As I peer today across the mountain tops
and into the blackening heavens,
as darkness obscures the blazen sun
and thunder rumbles of an approaching storm,
I see what we saw then, and feel what we felt when
the first tales of god were dreamed
and I remember .

by Jason Weaver

Author’s Note: This photo-poem was submitted as part of an open link poetry exposition at D‘verse Poet’s Pub. Come check it out!
Note: After publication, I changed the word “They [told]” to “We [told]”  ~Jason

Truth and Love

Despite the arduous attention (and oft worst intention) of those among him, whom I will not mention, and most resolutely by the virtue (and its very lacking) of such said invention, he became to know, that is, to witness, to discern and to inhabit, that which had previously been unattained, the unfeigned Truth. Oh, tried mightely, they did, and many time persuasively in their impudent abscondence.  But what those unversed in truth unrehearsed fail to grasp is that Honesty is not wrested from pools of contemtion, No! any more than it is so fabricated from bits and parts of fractured falsehoods. Truth is not a mere word rolled from a tickle-tricked tongue, a forehead creased twixt eyes fixed in faked expression, or a some superflous contrivance of calculated means, not one bit! Rather, Truth is the grand manifestation derived by one’s alignment and habitation with the universe in time and space infinitum. Or in other words, you cannot lie a truth.

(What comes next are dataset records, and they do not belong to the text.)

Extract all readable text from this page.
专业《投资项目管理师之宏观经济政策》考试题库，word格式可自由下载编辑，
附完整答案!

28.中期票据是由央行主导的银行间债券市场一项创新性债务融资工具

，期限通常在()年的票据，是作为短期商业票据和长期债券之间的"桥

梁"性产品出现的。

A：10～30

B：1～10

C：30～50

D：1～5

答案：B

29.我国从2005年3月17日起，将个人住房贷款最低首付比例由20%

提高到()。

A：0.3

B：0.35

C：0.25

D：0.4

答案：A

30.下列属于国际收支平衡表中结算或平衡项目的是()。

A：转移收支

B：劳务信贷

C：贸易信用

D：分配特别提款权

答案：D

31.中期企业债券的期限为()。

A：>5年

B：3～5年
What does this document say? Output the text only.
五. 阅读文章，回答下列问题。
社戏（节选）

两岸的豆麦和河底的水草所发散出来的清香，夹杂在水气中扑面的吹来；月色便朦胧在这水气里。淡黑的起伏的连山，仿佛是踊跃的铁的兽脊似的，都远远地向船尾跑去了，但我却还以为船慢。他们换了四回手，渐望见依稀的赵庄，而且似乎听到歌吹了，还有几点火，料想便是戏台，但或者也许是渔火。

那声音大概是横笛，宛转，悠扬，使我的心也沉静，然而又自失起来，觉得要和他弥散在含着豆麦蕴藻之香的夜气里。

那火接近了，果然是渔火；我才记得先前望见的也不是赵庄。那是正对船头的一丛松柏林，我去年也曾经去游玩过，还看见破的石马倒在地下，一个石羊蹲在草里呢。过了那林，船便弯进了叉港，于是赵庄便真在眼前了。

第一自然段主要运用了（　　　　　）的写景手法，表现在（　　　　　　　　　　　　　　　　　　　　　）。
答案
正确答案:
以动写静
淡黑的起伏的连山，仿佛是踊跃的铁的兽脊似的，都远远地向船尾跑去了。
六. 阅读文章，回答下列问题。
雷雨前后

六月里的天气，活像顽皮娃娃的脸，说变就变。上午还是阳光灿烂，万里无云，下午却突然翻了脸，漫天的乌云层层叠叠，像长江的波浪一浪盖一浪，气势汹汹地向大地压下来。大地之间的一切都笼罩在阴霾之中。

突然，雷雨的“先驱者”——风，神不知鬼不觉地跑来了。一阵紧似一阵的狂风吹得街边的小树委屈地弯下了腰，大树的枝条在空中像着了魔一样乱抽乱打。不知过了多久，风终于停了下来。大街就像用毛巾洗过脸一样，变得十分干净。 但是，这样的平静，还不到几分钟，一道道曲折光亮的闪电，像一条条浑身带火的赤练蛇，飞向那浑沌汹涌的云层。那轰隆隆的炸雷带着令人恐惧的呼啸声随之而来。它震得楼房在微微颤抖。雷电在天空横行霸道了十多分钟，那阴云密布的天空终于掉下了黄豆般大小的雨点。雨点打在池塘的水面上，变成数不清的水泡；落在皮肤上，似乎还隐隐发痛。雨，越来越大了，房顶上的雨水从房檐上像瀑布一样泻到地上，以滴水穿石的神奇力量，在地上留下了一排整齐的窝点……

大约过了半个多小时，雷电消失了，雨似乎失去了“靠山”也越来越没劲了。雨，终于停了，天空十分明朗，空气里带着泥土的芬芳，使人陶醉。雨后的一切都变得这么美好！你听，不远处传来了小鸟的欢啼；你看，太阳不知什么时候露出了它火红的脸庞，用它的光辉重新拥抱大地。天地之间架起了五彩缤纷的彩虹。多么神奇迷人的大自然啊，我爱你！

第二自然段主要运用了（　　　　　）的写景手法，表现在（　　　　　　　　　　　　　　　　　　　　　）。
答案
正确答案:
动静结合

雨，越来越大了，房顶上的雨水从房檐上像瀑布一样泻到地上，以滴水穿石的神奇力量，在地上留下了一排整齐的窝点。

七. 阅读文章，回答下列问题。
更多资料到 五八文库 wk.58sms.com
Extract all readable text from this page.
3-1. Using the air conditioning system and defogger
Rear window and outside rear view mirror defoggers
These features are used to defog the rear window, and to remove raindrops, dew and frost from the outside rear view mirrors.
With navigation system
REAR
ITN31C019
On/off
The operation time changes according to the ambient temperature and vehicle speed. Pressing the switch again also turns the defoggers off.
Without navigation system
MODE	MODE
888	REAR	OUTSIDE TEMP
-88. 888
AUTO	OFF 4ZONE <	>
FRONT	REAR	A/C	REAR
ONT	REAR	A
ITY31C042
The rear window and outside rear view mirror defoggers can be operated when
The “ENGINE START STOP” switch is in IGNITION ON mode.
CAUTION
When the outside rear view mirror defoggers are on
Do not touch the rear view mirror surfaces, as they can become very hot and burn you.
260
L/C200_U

Well, as you can no doubt imagine (for no doubt is being cast!), upon having been first availed to the Truth unassailed, he greatly resented all of the lies and as well as those who dared to lie them. And as time progressed, the malice digressed into a sort of  sorrowful and pithy pity. How terribly saddening it is to never know the beauty of Truth, and trust, and all that is just! And sooner than later, as space amplified about him in pulses and pushes,  he verily found himself unbound in Truth and Love, Love being inseparable from Truth and Truth from Love. In a moment of pure clarity (and free of any piety), he saw of the charity which brought him to this epiphanic apex, and knew, yes knew through the connected universe, that he must love those responsible, those who had lied, who cheated, who stole repeated, for they showed him the Truth.